Sur un plan clinique, Mr T. investit l’entretien immédiatement, avec une émotion qui reste constante, une expression riche et détaillée concernant le déroulement des faits. Mr éprouve au fil des échanges le besoin d’avoir recourt à des supports pour mieux se faire comprendre (comme si les mots ne suffisaient pas à traduire son ressenti concernant la situation) : ainsi à un moment de la consultation (quand il évoque la poursuite par la « meute »), il s’empare spontanément d’un crayon et d’un papier et dessine la scène ; Mr va même jusqu’à sortir de son sac le haut ensanglanté qu’il portait au moment des faits. Au fil de l’entretien, et au-delà des manifestations traumatiques présentées (et dont l’aspect éprouvant ne fait aucun doute), Mr peut s’apaiser, quitter cet état d’agitation pour restituer les faits dans une perspective plus « historique » : il fait des liens entre son vécu de l’événement et l’attitude qu’il a eu durant ce dernier, et l’éducation reçue concernant par exemple la violence, l’agressivité, le fait d’y répondre ou non, etc… En somme, permettre à Mr de sortir de la sidération traumatique afin de lui permettre d’inscrire cet événement dans son histoire aura permis de lui permettre de se remettre en mouvement psychiquement.

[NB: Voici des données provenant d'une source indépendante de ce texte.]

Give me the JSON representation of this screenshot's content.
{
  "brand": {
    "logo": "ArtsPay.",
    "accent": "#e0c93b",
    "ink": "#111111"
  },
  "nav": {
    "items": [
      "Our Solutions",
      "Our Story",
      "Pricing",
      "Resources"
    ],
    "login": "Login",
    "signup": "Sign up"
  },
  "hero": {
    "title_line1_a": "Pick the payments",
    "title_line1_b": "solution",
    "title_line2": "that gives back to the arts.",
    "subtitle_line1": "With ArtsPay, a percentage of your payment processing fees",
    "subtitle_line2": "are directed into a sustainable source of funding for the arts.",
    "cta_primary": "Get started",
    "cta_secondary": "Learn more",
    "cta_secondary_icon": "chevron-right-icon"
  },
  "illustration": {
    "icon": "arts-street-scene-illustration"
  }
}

Au décours de l’entretien, l’état psychologique de Mr nous semblera à même de justifier que nous prenions contact, avec son accord, avec le CMP de son secteur ; il y aura RDV la semaine suivante. Entre temps, il prend lui-même RDV avec son médecin traitant. Nous rappelons Mr, 15 jours plus tard, sans suite. C’est lors du 2nd rappel, 2 mois après l’entretien initial, que Mr verbalise un mieux-être psychologique ; toujours en arrêt de travail, il honore des RDV réguliers au CMP. La verbalisation laisse émerger des vécus d’injustice quant à la procédure judiciaire, mais également une certaine prise de recul quant aux premiers symptômes présentés.